Se la sindrome del burnout è già molto più pronunciata, è necessario prendere un congedo per malattia, riposare fisicamente, consultare un medico, per disturbi più lievi, è utile il trattamento in un sanatorio. O semplicemente divertiti, vivi in uno stato di scarico.

Ma il problema è che molte persone con burnout non possono affrontarlo. Oppure una persona va in congedo per malattia, ma continua a fare richieste eccessive su se stessa, quindi non può uscire dallo stress. La gente soffre di rimorso.
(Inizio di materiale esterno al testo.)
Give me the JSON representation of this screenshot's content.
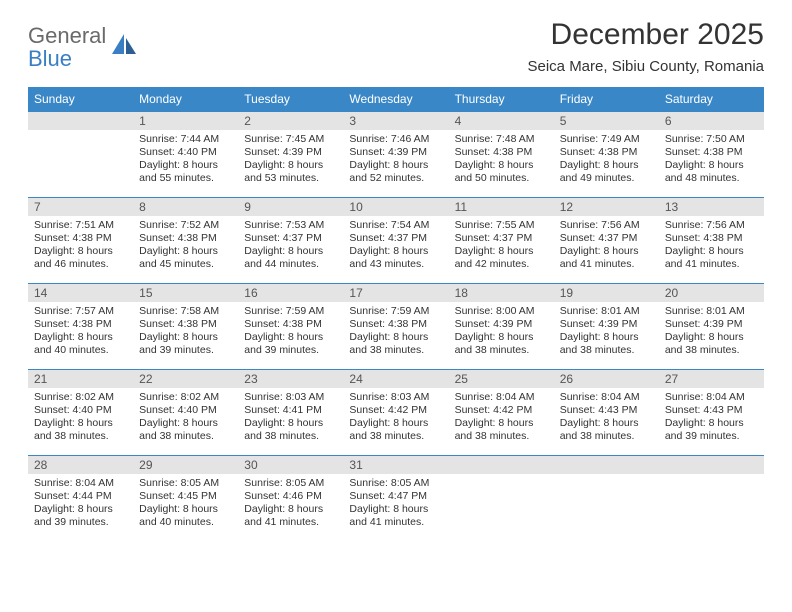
{
  "brand": {
    "word1": "General",
    "word2": "Blue"
  },
  "title": "December 2025",
  "location": "Seica Mare, Sibiu County, Romania",
  "colors": {
    "header_bg": "#3a87c7",
    "header_text": "#ffffff",
    "daybar_bg": "#e4e4e4",
    "daybar_text": "#555555",
    "body_text": "#333333",
    "rule": "#3a87c7",
    "logo_gray": "#6a6a6a",
    "logo_blue": "#3a7fc4"
  },
  "typography": {
    "title_fontsize": 30,
    "location_fontsize": 15,
    "header_fontsize": 12,
    "cell_fontsize": 10.5
  },
  "weekdays": [
    "Sunday",
    "Monday",
    "Tuesday",
    "Wednesday",
    "Thursday",
    "Friday",
    "Saturday"
  ],
  "weeks": [
    [
      {
        "n": ""
      },
      {
        "n": "1",
        "sunrise": "7:44 AM",
        "sunset": "4:40 PM",
        "daylight": "8 hours and 55 minutes."
      },
      {
        "n": "2",
        "sunrise": "7:45 AM",
        "sunset": "4:39 PM",
        "daylight": "8 hours and 53 minutes."
      },
      {
        "n": "3",
        "sunrise": "7:46 AM",
        "sunset": "4:39 PM",
        "daylight": "8 hours and 52 minutes."
      },
      {
        "n": "4",
        "sunrise": "7:48 AM",
        "sunset": "4:38 PM",
        "daylight": "8 hours and 50 minutes."
      },
      {
        "n": "5",
        "sunrise": "7:49 AM",
        "sunset": "4:38 PM",
        "daylight": "8 hours and 49 minutes."
      },
      {
        "n": "6",
        "sunrise": "7:50 AM",
        "sunset": "4:38 PM",
        "daylight": "8 hours and 48 minutes."
      }
    ],
    [
      {
        "n": "7",
        "sunrise": "7:51 AM",
        "sunset": "4:38 PM",
        "daylight": "8 hours and 46 minutes."
      },
      {
        "n": "8",
        "sunrise": "7:52 AM",
        "sunset": "4:38 PM",
        "daylight": "8 hours and 45 minutes."
      },
      {
        "n": "9",
        "sunrise": "7:53 AM",
        "sunset": "4:37 PM",
        "daylight": "8 hours and 44 minutes."
      },
      {
        "n": "10",
        "sunrise": "7:54 AM",
        "sunset": "4:37 PM",
        "daylight": "8 hours and 43 minutes."
      },
      {
        "n": "11",
        "sunrise": "7:55 AM",
        "sunset": "4:37 PM",
        "daylight": "8 hours and 42 minutes."
      },
      {
        "n": "12",
        "sunrise": "7:56 AM",
        "sunset": "4:37 PM",
        "daylight": "8 hours and 41 minutes."
      },
      {
        "n": "13",
        "sunrise": "7:56 AM",
        "sunset": "4:38 PM",
        "daylight": "8 hours and 41 minutes."
      }
    ],
    [
      {
        "n": "14",
        "sunrise": "7:57 AM",
        "sunset": "4:38 PM",
        "daylight": "8 hours and 40 minutes."
      },
      {
        "n": "15",
        "sunrise": "7:58 AM",
        "sunset": "4:38 PM",
        "daylight": "8 hours and 39 minutes."
      },
      {
        "n": "16",
        "sunrise": "7:59 AM",
        "sunset": "4:38 PM",
        "daylight": "8 hours and 39 minutes."
      },
      {
        "n": "17",
        "sunrise": "7:59 AM",
        "sunset": "4:38 PM",
        "daylight": "8 hours and 38 minutes."
      },
      {
        "n": "18",
        "sunrise": "8:00 AM",
        "sunset": "4:39 PM",
        "daylight": "8 hours and 38 minutes."
      },
      {
        "n": "19",
        "sunrise": "8:01 AM",
        "sunset": "4:39 PM",
        "daylight": "8 hours and 38 minutes."
      },
      {
        "n": "20",
        "sunrise": "8:01 AM",
        "sunset": "4:39 PM",
        "daylight": "8 hours and 38 minutes."
      }
    ],
    [
      {
        "n": "21",
        "sunrise": "8:02 AM",
        "sunset": "4:40 PM",
        "daylight": "8 hours and 38 minutes."
      },
      {
        "n": "22",
        "sunrise": "8:02 AM",
        "sunset": "4:40 PM",
        "daylight": "8 hours and 38 minutes."
      },
      {
        "n": "23",
        "sunrise": "8:03 AM",
        "sunset": "4:41 PM",
        "daylight": "8 hours and 38 minutes."
      },
      {
        "n": "24",
        "sunrise": "8:03 AM",
        "sunset": "4:42 PM",
        "daylight": "8 hours and 38 minutes."
      },
      {
        "n": "25",
        "sunrise": "8:04 AM",
        "sunset": "4:42 PM",
        "daylight": "8 hours and 38 minutes."
      },
      {
        "n": "26",
        "sunrise": "8:04 AM",
        "sunset": "4:43 PM",
        "daylight": "8 hours and 38 minutes."
      },
      {
        "n": "27",
        "sunrise": "8:04 AM",
        "sunset": "4:43 PM",
        "daylight": "8 hours and 39 minutes."
      }
    ],
    [
      {
        "n": "28",
        "sunrise": "8:04 AM",
        "sunset": "4:44 PM",
        "daylight": "8 hours and 39 minutes."
      },
      {
        "n": "29",
        "sunrise": "8:05 AM",
        "sunset": "4:45 PM",
        "daylight": "8 hours and 40 minutes."
      },
      {
        "n": "30",
        "sunrise": "8:05 AM",
        "sunset": "4:46 PM",
        "daylight": "8 hours and 41 minutes."
      },
      {
        "n": "31",
        "sunrise": "8:05 AM",
        "sunset": "4:47 PM",
        "daylight": "8 hours and 41 minutes."
      },
      {
        "n": ""
      },
      {
        "n": ""
      },
      {
        "n": ""
      }
    ]
  ],
  "labels": {
    "sunrise": "Sunrise:",
    "sunset": "Sunset:",
    "daylight": "Daylight:"
  }
}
E in uno stato di malattia, il burnout aumenta.

I farmaci possono aiutare per un breve periodo, ma non sono una soluzione al problema. La salute del corpo è il fondamento. Ma bisogna anche lavorare sui propri bisogni, un deficit interno di qualcosa, sugli atteggiamenti e sulle aspettative nei confronti della vita. Devi pensare a come ridurre la pressione della società, come puoi proteggerti. A volte pensi anche di cambiare lavoro. Nel caso più difficile che ho visto nella mia pratica, una persona ha impiegato 4-5 mesi per essere liberata dal lavoro. E dopo essere andato a lavorare - un nuovo stile di lavoro - altrimenti, dopo un paio di mesi, le persone si esauriscono di nuovo. Certo, se una persona ha lavorato duramente per 30 anni, è difficile per lui riadattarsi, ma è necessario.

Puoi prevenire il burnout ponendoti due semplici domande:

1) Perché lo sto facendo? Perché sto studiando all'istituto, perché sto scrivendo un libro? Qual è il punto di questo? È un valore per me?

2) Mi piace fare quello che sto facendo? Adoro farlo? Mi sembra che sia buono? È così buono che lo faccio volentieri? Quello che faccio mi dà gioia? Forse non sarà sempre così, ma dovrebbe prevalere la sensazione di gioia e soddisfazione.

Alla fine potrei fare una domanda diversa e più ampia: voglio vivere per questo? Se mi sdraio sul letto di morte e mi guardo indietro, voglio che sia, che ho vissuto per questo?Io, che è stato che ho vissuto per questo?